Kolumne: "Der Blick nach China zeigt, was wir wirtschaftlich von Covid-19 zu erwarten haben"
Die globale Corona-Pandemie stellt Wirtschaft und Finanzmärkte vor historische Herausforderungen. Die Unsicherheit hat die Volatilität im März sowohl an den Aktien- als auch an den Anleihenmärkten auf ein Niveau wie vor zwölf Jahren, während der Finanzkrise, steigen lassen. Nach Ansicht von Tilmann Galler, Kapitalmarktstratege des Vermögensverwalters J.P. Morgan Asset Management in Frankfurt, lohnt ein Blick dorthin, wo Covid-19 als erstes zuschlug: „China ist uns bei der Bewältigung der Krise ein bis zwei Monate voraus und liefert sehr gutes Anschauungsmaterial, was wir wirtschaftlich noch zu erwarten haben.“
Zwei Fragen stellten sich derzeit im Besonderen: Erstens, wie lange dauert die Krise und wie gravierend sind ihre wirtschaftlichen Folgen? Und zweitens, ob die Corona-Krise nach dem Crash im März nun bereits vollständig eingepreist ist.
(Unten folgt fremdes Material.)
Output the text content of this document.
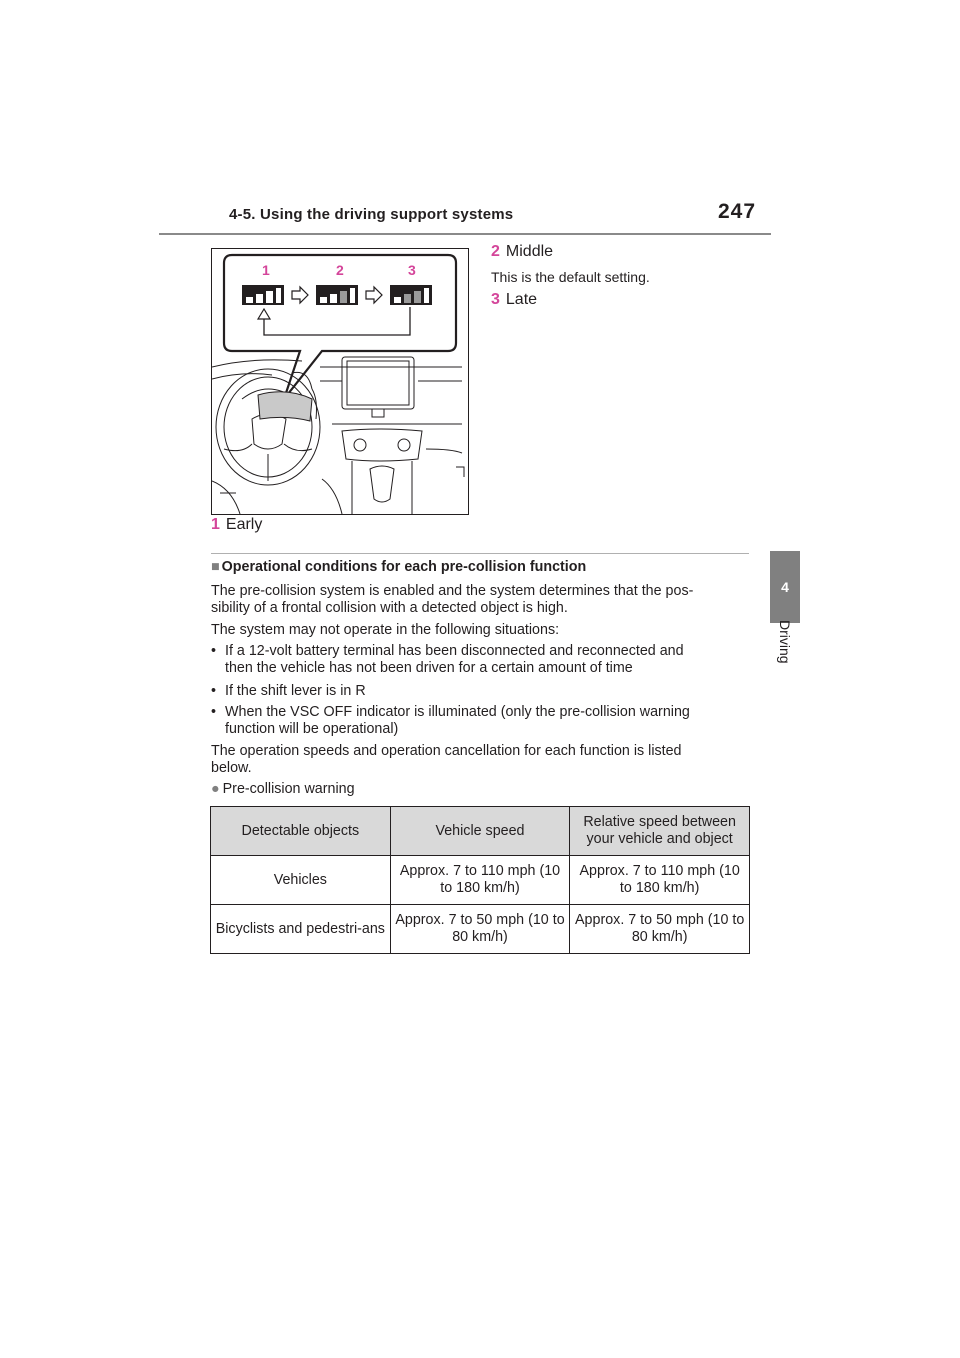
4-5. Using the driving support systems	247
4
Driving
1	2	3
2 Middle
This is the default setting.
3 Late
1 Early
■ Operational conditions for each pre-collision function
The pre-collision system is enabled and the system determines that the pos-
sibility of a frontal collision with a detected object is high.
The system may not operate in the following situations:
• If a 12-volt battery terminal has been disconnected and reconnected and
then the vehicle has not been driven for a certain amount of time
• If the shift lever is in R
• When the VSC OFF indicator is illuminated (only the pre-collision warning
function will be operational)
The operation speeds and operation cancellation for each function is listed
below.
● Pre-collision warning
Detectable objects	Vehicle speed	Relative speed between your vehicle and object
Vehicles	Approx. 7 to 110 mph (10 to 180 km/h)	Approx. 7 to 110 mph (10 to 180 km/h)
Bicyclists and pedestri-ans	Approx. 7 to 50 mph (10 to 80 km/h)	Approx. 7 to 50 mph (10 to 80 km/h)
Die Antwort zur ersten Frage hängt laut Galler einerseits von der Medizin ab und wie schnell es gelingt, einen Impfstoff, ein wirksames Medikament oder einen zuverlässigen Schnelltest zu entwickeln. Andererseits gilt es seiner Meinung nach zu beobachten, wie erfolgreich die fiskalischen und monetären Hilfspakete die drei wirtschaftlichen Schocks absorbieren können, die durch die inzwischen global verordneten Maßnahmen zur Einschränkung der sozialen Kontakte ausgelöst wurden: „Die globale Wirtschaft muss nun fast gleichzeitige Schocks verdauen: einen Angebotsschock, einen Nachfrageschock und einen Liquiditätsschock – das macht diese Krise so einzigartig und gefährlich“, ist der Experte überzeugt.
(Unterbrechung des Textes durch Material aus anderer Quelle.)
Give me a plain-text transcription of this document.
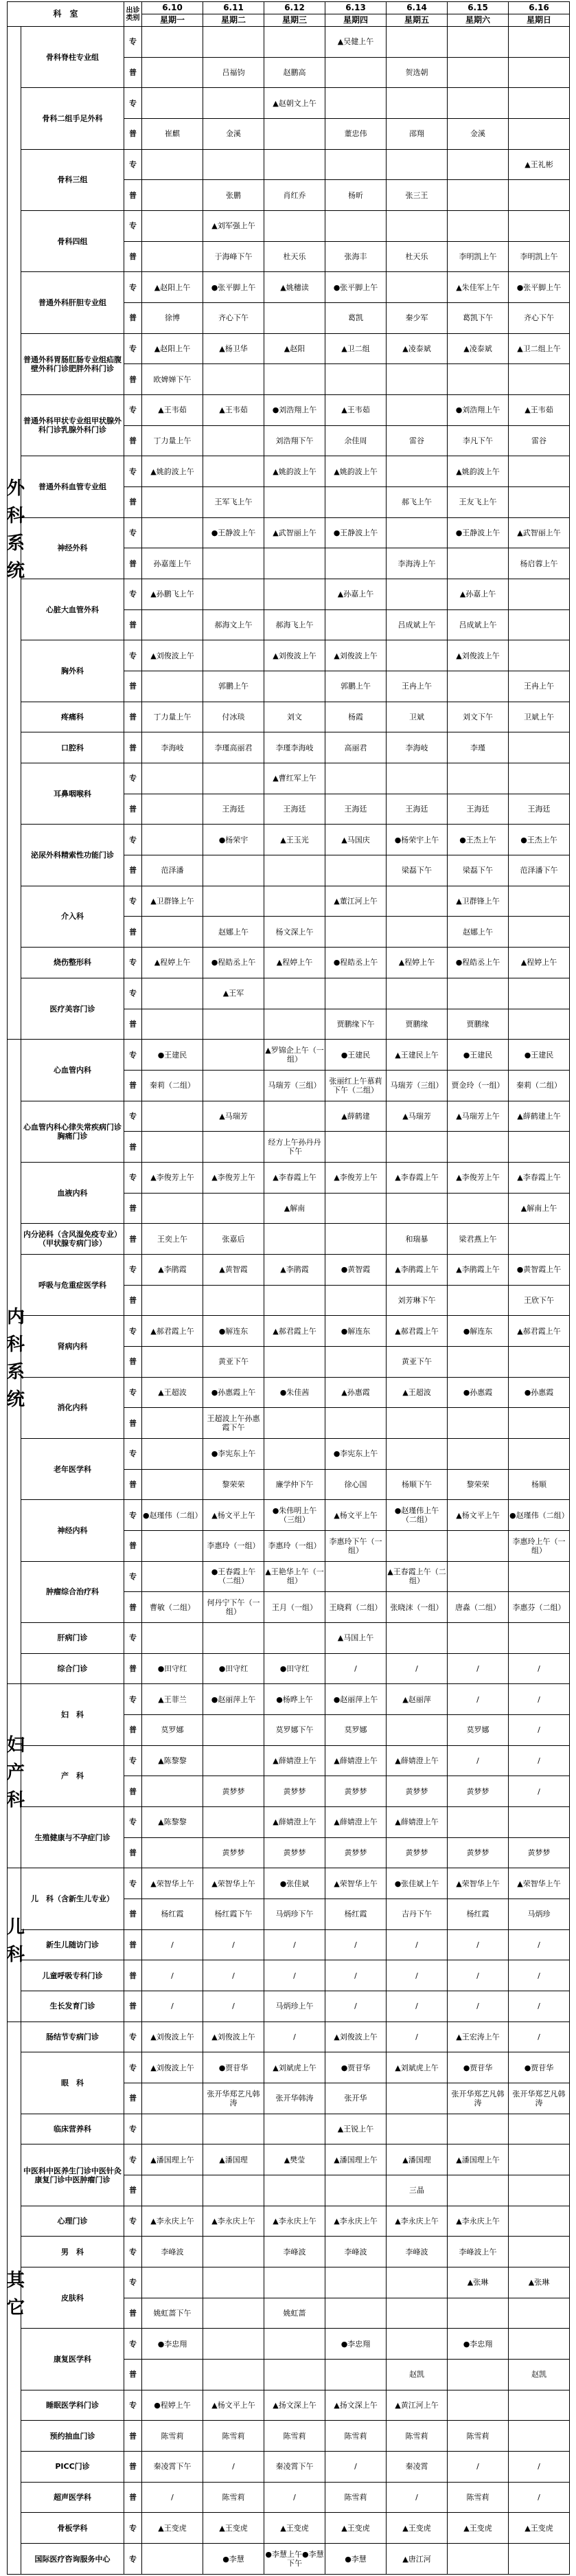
科　室		出诊类别	6.10	6.11	6.12	6.13	6.14	6.15	6.16
			星期一	星期二	星期三	星期四	星期五	星期六	星期日
外科系统	骨科脊柱专业组	专				▲吴健上午			
		普		吕福钧	赵鹏高		贺选朝		
	骨科二组手足外科	专			▲赵朝文上午				
		普	崔麒	金溪		董忠伟	邵翔	金溪	
	骨科三组	专							▲王礼彬
		普		张鹏	肖红乔	杨昕	张三王		
	骨科四组	专		▲刘军强上午					
		普		于海峰下午	杜天乐	张海丰	杜天乐	李明凯上午	李明凯上午
	普通外科肝胆专业组	专	▲赵阳上午	●张平脚上午	▲姚穗读	●张平脚上午		▲朱佳军上午	●张平脚上午
		普	徐博	齐心下午		葛凯	秦少军	葛凯下午	齐心下午
	普通外科胃肠肛肠专业组疝腹壁外科门诊肥胖外科门诊	专	▲赵阳上午	▲杨卫华	▲赵阳	▲卫二组	▲凌泰斌	▲凌泰斌	▲卫二组上午
		普	欧婢婵下午						
	普通外科甲状专业组甲状腺外科门诊乳腺外科门诊	专	▲王韦茹	▲王韦茹	●刘浩翔上午	▲王韦茹		●刘浩翔上午	▲王韦茹
		普	丁力量上午		刘浩翔下午	余佳周	雷谷	李凡下午	雷谷
	普通外科血管专业组	专	▲姚韵波上午		▲姚韵波上午	▲姚韵波上午		▲姚韵波上午	
		普		王军飞上午			郝飞上午	王友飞上午	
	神经外科	专		●王静波上午	▲武智丽上午	●王静波上午		●王静波上午	▲武智丽上午
		普	孙嘉莲上午				李海涛上午		杨启蓉上午
	心脏大血管外科	专	▲孙鹏飞上午			▲孙嘉上午		▲孙嘉上午	
		普		郝海文上午	郝海飞上午		吕成斌上午	吕成斌上午	
	胸外科	专	▲刘俊波上午		▲刘俊波上午	▲刘俊波上午		▲刘俊波上午	
		普		郭鹏上午		郭鹏上午	王冉上午		王冉上午
	疼痛科	普	丁力量上午	付冰琰	刘文	杨霞	卫斌	刘文下午	卫斌上午
	口腔科	普	李海岐	李瑾高丽君	李瑾李海岐	高丽君	李海岐	李瑾	
	耳鼻咽喉科	专			▲曹红军上午				
		普		王海廷	王海廷	王海廷	王海廷	王海廷	王海廷
	泌尿外科精索性功能门诊	专		●杨荣宇	▲王玉光	▲马国庆	●杨荣宇上午	●王杰上午	●王杰上午
		普	范泽潘				梁磊下午	梁磊下午	范泽潘下午
	介入科	专	▲卫群锋上午			▲董江河上午		▲卫群锋上午	
		普		赵娜上午	杨文深上午			赵娜上午	
	烧伤整形科	专	▲程婷上午	●程皓丞上午	▲程婷上午	●程皓丞上午	▲程婷上午	●程皓丞上午	▲程婷上午
	医疗美容门诊	专		▲王军					
		普				贾鹏缘下午	贾鹏缘	贾鹏缘	
内科系统	心血管内科	专	●王建民		▲罗锦企上午（一组）	●王建民	▲王建民上午	●王建民	●王建民
		普	秦莉（二组）		马瑞芳（三组）	张丽红上午慕莉下午（二组）	马瑞芳（三组）	贾金玲（一组）	秦莉（二组）
	心血管内科心律失常疾病门诊胸痛门诊	专		▲马瑞芳		▲薛鹤建	▲马瑞芳	▲马瑞芳上午	▲薛鹤建上午
		普			经方上午孙丹丹下午				
	血液内科	专	▲李俊芳上午	▲李俊芳上午	▲李春霞上午	▲李俊芳上午	▲李春霞上午	▲李俊芳上午	▲李春霞上午
		普			▲解南				▲解南上午
	内分泌科（含风湿免疫专业）（甲状腺专病门诊）	普	王奕上午	张嘉后			和瑞暴	梁君燕上午	
	呼吸与危重症医学科	专	▲李鹃霞	▲黄智霞	▲李鹃霞	●黄智霞	▲李鹃霞上午	▲李鹃霞上午	●黄智霞上午
		普					刘芳琳下午		王欣下午
	肾病内科	专	▲郝君霞上午	●解连东	▲郝君霞上午	●解连东	▲郝君霞上午	●解连东	▲郝君霞上午
		普		黄亚下午			黄亚下午		
	消化内科	专	▲王超波	●孙惠霞上午	●朱佳茜	▲孙惠霞	▲王超波	●孙惠霞	●孙惠霞
		普		王超波上午孙惠霞下午					
	老年医学科	专		●李宪东上午		●李宪东上午			
		普		黎荣荣	廉学仲下午	徐心国	杨顺下午	黎荣荣	杨顺
	神经内科	专	●赵瑾伟（二组）	▲杨文平上午	●朱伟明上午（三组）	▲杨文平上午	●赵瑾伟上午（二组）	▲杨文平上午	●赵瑾伟（二组）
		普		李惠玲（一组）	李惠玲（一组）	李惠玲下午（一组）			李惠玲上午（一组）
	肿瘤综合治疗科	专		●王春霞上午（二组）	▲王艳华上午（一组）		▲王春霞上午（二组）		
		普	曹敏（二组）	何丹宁下午（一组）	王月（一组）	王晓莉（二组）	张晓沫（一组）	唐淼（二组）	李惠芬（二组）
	肝病门诊	专				▲马国上午			
	综合门诊	普	●田守红	●田守红	●田守红	/	/	/	/
妇产科	妇　科	专	▲王菲兰	●赵丽萍上午	●杨晔上午	●赵丽萍上午	▲赵丽萍	/	/
		普	莫罗娜		莫罗娜下午	莫罗娜		莫罗娜	/
	产　科	专	▲陈黎黎		▲薛婧澄上午	▲薛婧澄上午	▲薛婧澄上午	/	/
		普		黄梦梦	黄梦梦	黄梦梦	黄梦梦	黄梦梦	/
	生殖健康与不孕症门诊	专	▲陈黎黎		▲薛婧澄上午	▲薛婧澄上午	▲薛婧澄上午		
		普		黄梦梦	黄梦梦	黄梦梦	黄梦梦	黄梦梦	黄梦梦
儿科	儿　科（含新生儿专业）	专	▲荣智华上午	▲荣智华上午	●张佳斌	▲荣智华上午	●张佳斌上午	▲荣智华上午	▲荣智华上午
		普	杨红霞	杨红霞下午	马炳珍下午	杨红霞	吉丹下午	杨红霞	马炳珍
	新生儿随访门诊	普	/	/	/	/	/	/	/
	儿童呼吸专科门诊	普	/	/	/	/	/	/	/
	生长发育门诊	普	/	/	马炳珍上午	/	/	/	/
其它	肠结节专病门诊	专	▲刘俊波上午	▲刘俊波上午	/	▲刘俊波上午	/	▲王宏涛上午	/
	眼　科	专	▲刘俊波上午	●贾苷华	▲刘斌虎上午	●贾苷华	▲刘斌虎上午	●贾苷华	●贾苷华
		普		张开华郑艺凡韩涛	张开华韩涛	张开华		张开华郑艺凡韩涛	张开华郑艺凡韩涛
	临床营养科	专				▲王锐上午			
	中医科中医养生门诊中医针灸康复门诊中医肿瘤门诊	专	▲潘国理上午	▲潘国理	▲樊莹	▲潘国理上午	▲潘国理	▲潘国理上午	
		普					三晶		
	心理门诊	专	▲李永庆上午	▲李永庆上午	▲李永庆上午	▲李永庆上午	▲李永庆上午	▲李永庆上午	
	男　科	专	李峰波		李峰波	李峰波	李峰波	李峰波上午	
	皮肤科	专						▲张琳	▲张琳
		普	姚虹蔷下午		姚虹蔷				
	康复医学科	专	●李忠翔			●李忠翔		●李忠翔	
		普					赵凯		赵凯
	睡眠医学科门诊	专	●程婷上午	▲杨文平上午	▲扬文深上午	▲扬文深上午	▲黄江河上午		
	预约抽血门诊	普	陈雪莉	陈雪莉	陈雪莉	陈雪莉	陈雪莉	陈雪莉	
	PICC门诊	普	秦凌霄下午	/	秦凌霄下午	/	秦凌霄	/	/
	超声医学科	普	/	陈雪莉	/	陈雪莉	/	陈雪莉	/
	骨板学科	专	▲王变虎	▲王变虎	▲王变虎	▲王变虎	▲王变虎	▲王变虎	▲王变虎
	国际医疗咨询服务中心	专		●李慧	●李慧上午●李慧下午	●李慧	▲唐江河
Ein Blick nach China sei in der aktuellen Situation aufschlussreich. So führte der Ausbruch der Corona-Krise in den ersten beiden Monaten des Jahres zu einem Rückgang der chinesischen Industrieproduktion von 13,5 Prozent im Vorjahresvergleich. Die Einzelhandelsumsätze sind sogar um 20,5 Prozent gefallen. „Besonders von der Krise betroffen ist aber der Dienstleistungssektor – Hotellerie, Konzertveranstalter und Kinobetreiber mussten Umsatzrückgänge zwischen 78 und 96 Prozent hinnehmen. Das Problem ist nun für viele Unternehmen, dass die Umsätze einbrechen, aber die Fixkosten bleiben“, stellt Tilmann Galler fest. Eine Umfrage in China kam zum Ergebnis, dass bei rund zwei Drittel der Unternehmen die Liquidität für maximal zwei Monate reicht.
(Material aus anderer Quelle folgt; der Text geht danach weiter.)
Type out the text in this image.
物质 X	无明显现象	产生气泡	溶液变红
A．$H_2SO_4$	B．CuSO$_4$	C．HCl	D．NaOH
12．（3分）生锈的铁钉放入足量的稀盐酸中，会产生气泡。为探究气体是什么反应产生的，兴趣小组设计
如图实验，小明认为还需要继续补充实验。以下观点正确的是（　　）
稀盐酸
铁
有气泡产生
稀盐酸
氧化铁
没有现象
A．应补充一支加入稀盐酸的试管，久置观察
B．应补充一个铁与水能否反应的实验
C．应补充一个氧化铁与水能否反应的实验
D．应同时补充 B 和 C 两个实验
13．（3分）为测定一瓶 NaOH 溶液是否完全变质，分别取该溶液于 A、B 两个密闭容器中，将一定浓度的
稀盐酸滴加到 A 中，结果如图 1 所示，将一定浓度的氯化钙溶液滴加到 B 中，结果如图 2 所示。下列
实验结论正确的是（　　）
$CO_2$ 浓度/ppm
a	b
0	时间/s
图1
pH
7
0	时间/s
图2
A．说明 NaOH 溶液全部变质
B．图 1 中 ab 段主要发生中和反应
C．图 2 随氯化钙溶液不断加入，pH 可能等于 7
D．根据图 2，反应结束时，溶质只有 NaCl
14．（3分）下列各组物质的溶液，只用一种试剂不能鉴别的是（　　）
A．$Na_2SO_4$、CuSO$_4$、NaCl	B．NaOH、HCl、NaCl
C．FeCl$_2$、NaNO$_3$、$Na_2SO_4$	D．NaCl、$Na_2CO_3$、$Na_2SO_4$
Diese wirtschaftlichen Dynamiken seien seit Implementierung der Eindämmungsmaßnahmen nun auch in Europa und den USA zu beobachten. Aus diesem Grund hätten die Notenbanken weltweit die Liquiditätsschleusen in einem nie dagewesenen Ausmaß geöffnet und die Regierungen weltweit haben erhebliche Fiskalprogramme verabschiedet, um den betroffenen Unternehmen zu helfen. „Das sollte uns bei der aktuell schlechten Nachrichtenlage vor Augen führen, dass die Corona-Krise eine temporäre Krise ist. Für Unternehmen bedeutet das, dass in diesem Jahr die Gewinne aufgrund der globalen Rezession zwischen 20 und 30 Prozent fallen werden, doch für die Bewertung von Unternehmen spielt es eine viel größere Rolle, was in den Jahren danach passieren wird“, erklärt Galler. (DFPA/mb1)
Quelle: Pressemitteilung J.P. Morgan Asset Management
Unter der Marke J.P. Morgan Asset Management betreibt der international tätige Finanzdienstleistungskonzern JP Morgan Chase & Co. mit Sitz in New York den Geschäftsbereich Vermögensverwaltung.